7

I am looking for a sentence segmentor that can split compound sentences into simple sentences.

Example:

Input: Andrea is beautiful but she is strict.
(expected) Output: Andrea is beautiful. she is strict.

Input: i am andrea and i work for google. 
(expected) Output: i am andrea. i work for google.

Input: Italy is my favorite country; i plan to spend two weeks there next year.
(expected) Output: Italy is my favorite country. i plan to spend two weeks there next year.

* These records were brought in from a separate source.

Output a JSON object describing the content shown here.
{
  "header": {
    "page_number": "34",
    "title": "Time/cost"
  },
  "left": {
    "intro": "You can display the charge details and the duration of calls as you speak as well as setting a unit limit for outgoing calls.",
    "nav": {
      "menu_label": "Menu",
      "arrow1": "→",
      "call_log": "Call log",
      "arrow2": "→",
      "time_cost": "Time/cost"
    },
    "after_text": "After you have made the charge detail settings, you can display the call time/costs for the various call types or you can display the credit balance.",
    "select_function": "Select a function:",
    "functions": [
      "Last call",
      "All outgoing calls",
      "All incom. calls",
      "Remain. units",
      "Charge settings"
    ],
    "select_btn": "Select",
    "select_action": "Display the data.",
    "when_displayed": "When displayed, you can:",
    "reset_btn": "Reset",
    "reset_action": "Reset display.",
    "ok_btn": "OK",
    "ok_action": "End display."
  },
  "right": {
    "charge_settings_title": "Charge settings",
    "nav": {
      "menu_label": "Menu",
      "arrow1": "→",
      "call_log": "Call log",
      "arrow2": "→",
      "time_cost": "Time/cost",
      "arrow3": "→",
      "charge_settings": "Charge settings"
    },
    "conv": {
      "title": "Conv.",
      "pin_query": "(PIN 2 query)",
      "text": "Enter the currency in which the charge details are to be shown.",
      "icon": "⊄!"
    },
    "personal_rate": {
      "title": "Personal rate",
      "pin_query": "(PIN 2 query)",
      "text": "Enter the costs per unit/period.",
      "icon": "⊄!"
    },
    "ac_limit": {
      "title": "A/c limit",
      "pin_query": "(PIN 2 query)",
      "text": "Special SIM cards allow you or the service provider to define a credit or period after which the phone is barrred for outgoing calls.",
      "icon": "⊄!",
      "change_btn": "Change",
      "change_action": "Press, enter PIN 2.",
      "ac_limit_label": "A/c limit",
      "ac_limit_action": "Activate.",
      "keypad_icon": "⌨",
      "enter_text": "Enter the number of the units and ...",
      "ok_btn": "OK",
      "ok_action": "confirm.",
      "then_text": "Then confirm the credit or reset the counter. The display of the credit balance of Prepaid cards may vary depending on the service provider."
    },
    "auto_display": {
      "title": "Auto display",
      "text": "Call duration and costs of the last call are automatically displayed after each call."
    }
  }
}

Any recommendations? I tried NLTK, spacy, segtok, nlp-compromise but they don't work on these complex examples (I understand this is a difficult problem, thus no easy solutions).

Amir
  • 1,926
  • 3
  • 23
  • 40
Anuj Gupta
  • 6,328
  • 7
  • 36
  • 55
  • I guess, it's not a simple tokenization task, and you should try a dependency grammar syntax parser (like SyntaxNet) that will identify where are the simple sentences in your compound sentence and what word connects them. Then you can just replace this word with a dot. – Amir Jun 19 '17 at 10:03
  • Can you provide more details about what you have tried already? – mbatchkarov Jun 19 '17 at 11:08
  • Please search the term of "paraphrase" in https://scholar.google.com/ . – hiropon Oct 28 '20 at 02:23

2 Answers2

3

First of all, you need to better define what a "simple sentence" means to you from a linguistic (grammar) perspective. You can say, for example, that simple sentence are:

  • just text without punctuation in the middle (periods, commas, colons, etc)
  • those with a single verb. In that case you will deal with hierarchy where a sentence is "completed" by reusing another.
  • a phrase-like text, where conjunctions can act as delimiters too.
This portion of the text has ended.